Mortgage credit availability appeared to decrease again in June.  It was the fourth consecutive month the Mortgage Bankers Association's (MBA's) Mortgage Credit Availability Index (MCAI) has declined.  All four of the index's components pointed down, indicating that lending standards have tightened across the board.

The MCAI decreased from 121.4 in May to 119.8, a dip of 1.3 percent.  The index hit a recent peak of 128.4 in October 2015 and has declined almost steadily since then.  The Conventional MCAI saw the greatest tightening (down 2.4 percent) over the month followed by the Conforming MCAI (down 1.8 percent), the Jumbo MCAI (down 0.9 percent), and the Government MCAI (down 0.3 percent).
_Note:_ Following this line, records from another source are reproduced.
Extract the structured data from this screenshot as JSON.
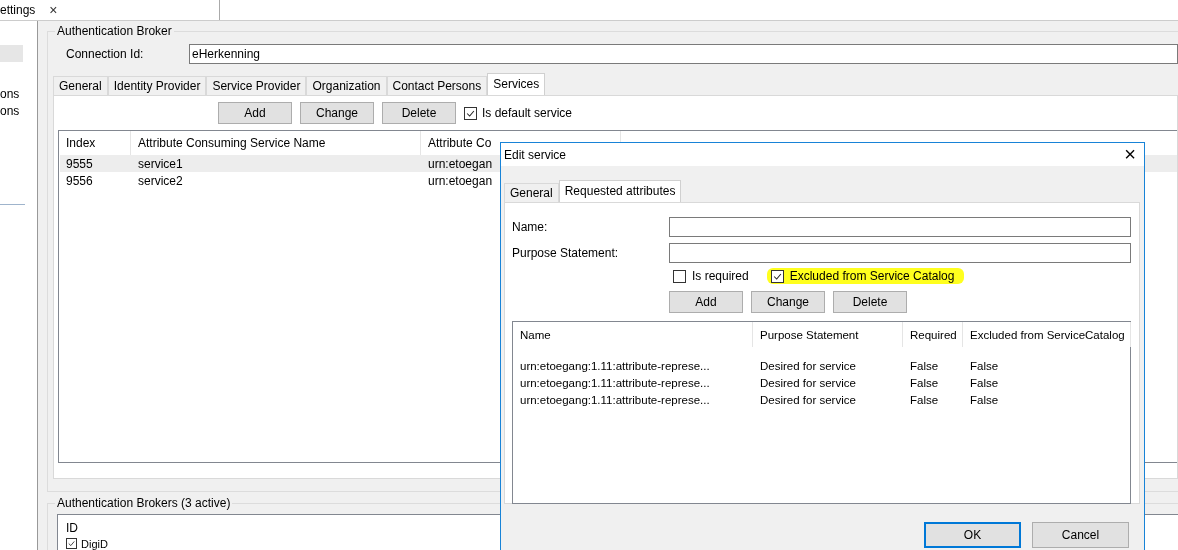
{
  "doc_tab": {
    "title": "ettings",
    "close": "×"
  },
  "sidebar": {
    "items": [
      {
        "selected": true
      },
      {
        "label": "ons",
        "selected": false
      },
      {
        "label": "ons",
        "selected": false
      }
    ]
  },
  "broker": {
    "title": "Authentication Broker",
    "connection_label": "Connection Id:",
    "connection_value": "eHerkenning",
    "tabs": [
      {
        "label": "General",
        "selected": false
      },
      {
        "label": "Identity Provider",
        "selected": false
      },
      {
        "label": "Service Provider",
        "selected": false
      },
      {
        "label": "Organization",
        "selected": false
      },
      {
        "label": "Contact Persons",
        "selected": false
      },
      {
        "label": "Services",
        "selected": true
      }
    ],
    "buttons": [
      "Add",
      "Change",
      "Delete"
    ],
    "default_checkbox": {
      "label": "Is default service",
      "checked": true
    },
    "table": {
      "columns": [
        "Index",
        "Attribute Consuming Service Name",
        "Attribute Co"
      ],
      "rows": [
        {
          "cells": [
            "9555",
            "service1",
            "urn:etoegan"
          ],
          "selected": true
        },
        {
          "cells": [
            "9556",
            "service2",
            "urn:etoegan"
          ],
          "selected": false
        }
      ]
    }
  },
  "brokers": {
    "title": "Authentication Brokers (3 active)",
    "column": "ID",
    "rows": [
      {
        "label": "DigiD",
        "checked": true
      }
    ]
  },
  "dialog": {
    "title": "Edit service",
    "close": "×",
    "tabs": [
      {
        "label": "General",
        "selected": false
      },
      {
        "label": "Requested attributes",
        "selected": true
      }
    ],
    "name_label": "Name:",
    "purpose_label": "Purpose Statement:",
    "checkboxes": [
      {
        "label": "Is required",
        "checked": false,
        "highlighted": false
      },
      {
        "label": "Excluded from Service Catalog",
        "checked": true,
        "highlighted": true
      }
    ],
    "buttons": [
      "Add",
      "Change",
      "Delete"
    ],
    "table": {
      "columns": [
        "Name",
        "Purpose Statement",
        "Required",
        "Excluded from ServiceCatalog"
      ],
      "rows": [
        {
          "cells": [
            "urn:etoegang:1.11:attribute-represe...",
            "Desired for service",
            "False",
            "False"
          ]
        },
        {
          "cells": [
            "urn:etoegang:1.11:attribute-represe...",
            "Desired for service",
            "False",
            "False"
          ]
        },
        {
          "cells": [
            "urn:etoegang:1.11:attribute-represe...",
            "Desired for service",
            "False",
            "False"
          ]
        }
      ]
    },
    "footer_buttons": [
      {
        "label": "OK",
        "default": true
      },
      {
        "label": "Cancel",
        "default": false
      }
    ]
  }
}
"Credit availability decreased over the month driven primarily by a decrease in availability of conventional conforming loan offerings," said Lynn Fisher, MBA's Vice President of Research and Economics. "In particular, a number of investors discontinued their conventional high balance 7-year adjustable rate loan programs (agency jumbo ARM) while leaving their 5-year and 10-year ARM programs unchanged."

MBA constructs its index using several factors related to borrower eligibility including credit scores, loan type, and loan-to-value ratios.  These metrics and underwriting criteria for over 95 lenders and investors are combined with data from AllRegs® using a proprietary formula derived by MBA.   The composite MCAI, and the Conforming, and Jumbo components were benchmarked to 100 in March 2012. The Conventional and Government indices were benchmarked on that date to 69 and 222 respectively.